由於許筠不光彩的人生結局,無論正史、野史還是文人筆記對他的評價都很低,如:

(筠)爲人輕妄,無足觀者。

筠才華無儔,而浮妄輕薄,且無行檢。

文章獨步一時,而輕薄無行,見棄於士論。

許筠聰明有文才,以父兄子弟發跡有名。而專無行檢,居母喪食肉狎娼。

總括而言:一是居喪狎妓,有悖人倫;二是爲人輕薄,淫邪無行。那許筠究竟是怎樣一個人?要分析他的品行,我們要先看看他成長的社會環境與家庭環境。

一 個性成因

每個人的個性形成及行爲方式都與他生活的時代、所處的家庭環境密切相關。

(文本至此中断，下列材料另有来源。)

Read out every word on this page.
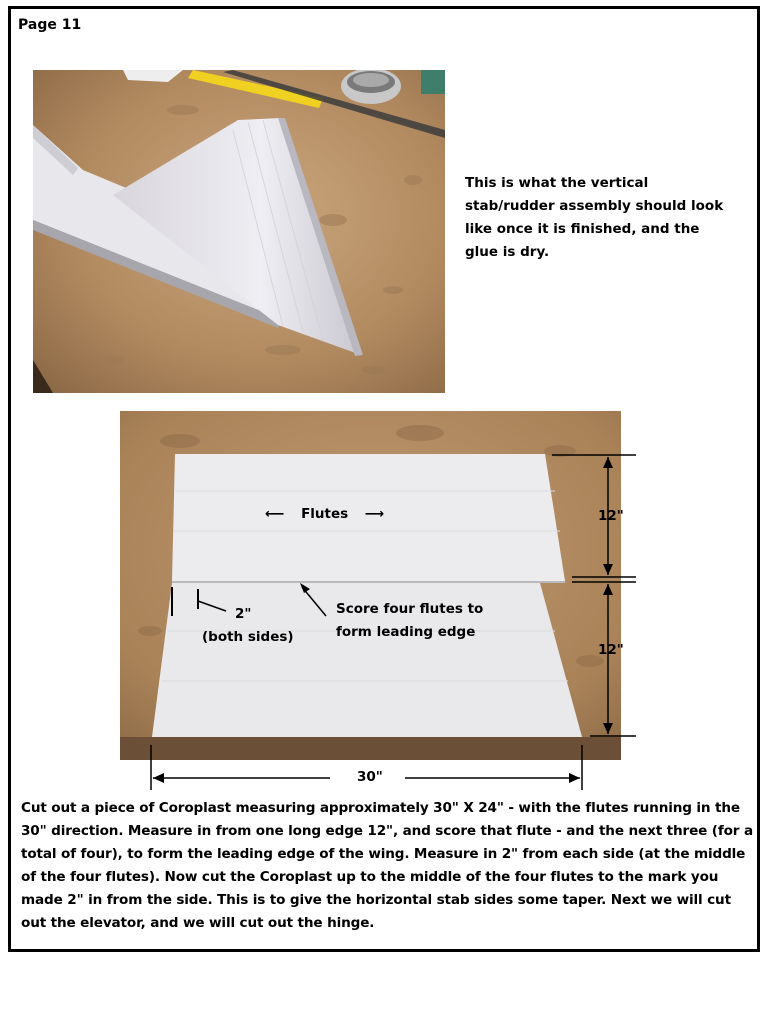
Page 11
This is what the vertical stab/rudder assembly should look like once it is finished, and the glue is dry.
⟵ Flutes ⟶
2"
(both sides)
Score four flutes to
form leading edge
12"
12"
30"
Cut out a piece of Coroplast measuring approximately 30" X 24" - with the flutes running in the 30" direction. Measure in from one long edge 12", and score that flute - and the next three (for a total of four), to form the leading edge of the wing. Measure in 2" from each side (at the middle of the four flutes). Now cut the Coroplast up to the middle of the four flutes to the mark you made 2" in from the side. This is to give the horizontal stab sides some taper. Next we will cut out the elevator, and we will cut out the hinge.
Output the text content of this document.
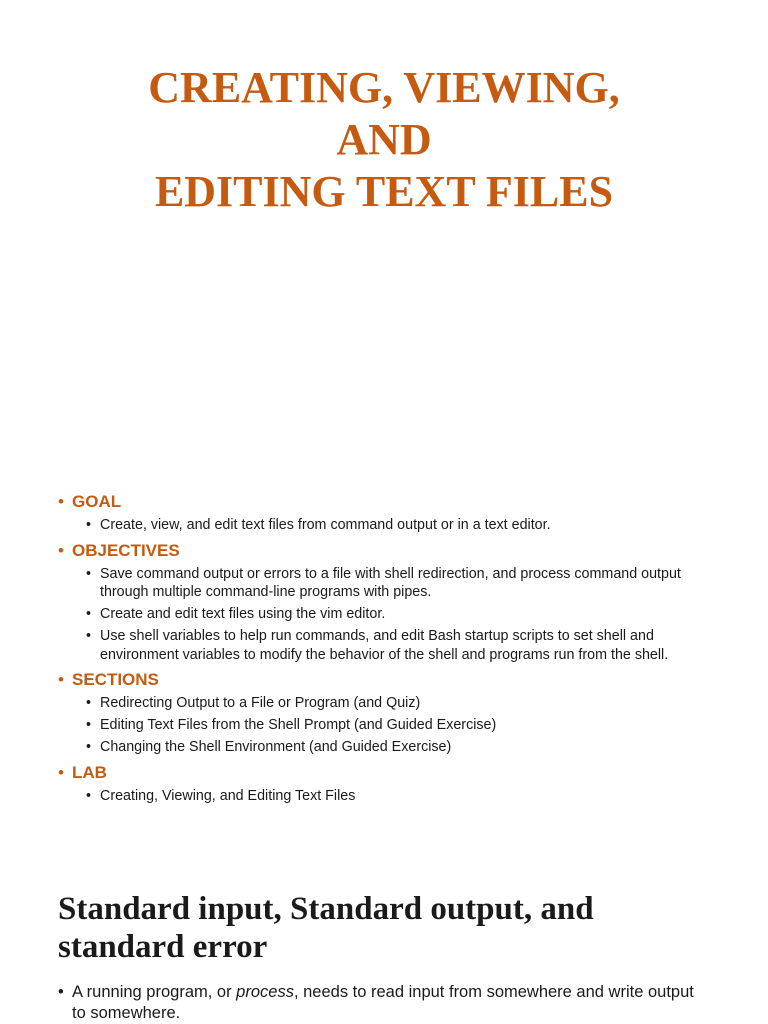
CREATING, VIEWING,
AND
EDITING TEXT FILES
• GOAL
• Create, view, and edit text files from command output or in a text editor.
• OBJECTIVES
• Save command output or errors to a file with shell redirection, and process command output through multiple command-line programs with pipes.
• Create and edit text files using the vim editor.
• Use shell variables to help run commands, and edit Bash startup scripts to set shell and environment variables to modify the behavior of the shell and programs run from the shell.
• SECTIONS
• Redirecting Output to a File or Program (and Quiz)
• Editing Text Files from the Shell Prompt (and Guided Exercise)
• Changing the Shell Environment (and Guided Exercise)
• LAB
• Creating, Viewing, and Editing Text Files
Standard input, Standard output, and
standard error
• A running program, or process, needs to read input from somewhere and write output to somewhere.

朝鮮自輸入程朱性理之學後,儒學得到長足發展。到明宗(1546—1567在位)、宣祖時,儒學大家輩出,嶺南有退溪李滉(1501—1570)、南冥曹植(1501—1572),湖南有一齋李恒(1499—1576)、河西金麟厚(1510—1560)、高峰奇大升(1527—1572)及眉巖柳希春(1513—1577),京畿有蘇齋盧守慎(1515—1590)、栗谷李珥及牛溪成渾(1535—1598)等,理氣心性之學大熾,儒學進入全盛時期。朝鮮儒學雖流派紛呈,但其本源都爲程朱之學,其他任何學派都會被視爲異端受到排斥和打擊。

陽明學早在中宗十六年(1521)即傳入朝鮮,當時的文人見到《傳習録》,認爲“學蹈象山多病處” ,站在朱子學的立場視其爲異端。 四十多年後,李滉又作《<傳習録>論辯》、《<白沙詩教><傳習録>抄傳因書其後》二文 ,批駁陽明學,其斥王主旨大約有如下幾點:一、王陽明的“心即理”説是陽儒陰釋;二、“知行合一”之説違背了窮理的精神,混淆了感覺與義理的區别;三、陽明對朱子學的非難攻擊,是欺世盗名的行爲。李滉之論,奠定了朝鮮反陽明學的基礎,成爲朝野一致的態度。李丙燾評論云:“退溪可謂王學排斥之第一先鋒也。自是以還,退溪門下尚矣勿論,其他儒者,率多效之,攻斥不遺餘力。既使王學卒不能有地步於當時學界,益驅學人入于朱子學之單一窩中矣。”

與學者的態度相應,朝臣也以陽明學爲邪説,建議刊刻反陽明學的典籍抵制其流行:“王守仁自聖無忌,詆毁朱子,中國好經者,從而和之,陳建著《學蔀通辨》,此實闢異端之正論,宜令校書館開板,又於湖、嶺亦然。” 朝鮮社會反陽明學的傾向,並非僅僅局限在朝鮮境内,而是通過與明互派使臣,發展成兩國學術界間的論辯與争鋒。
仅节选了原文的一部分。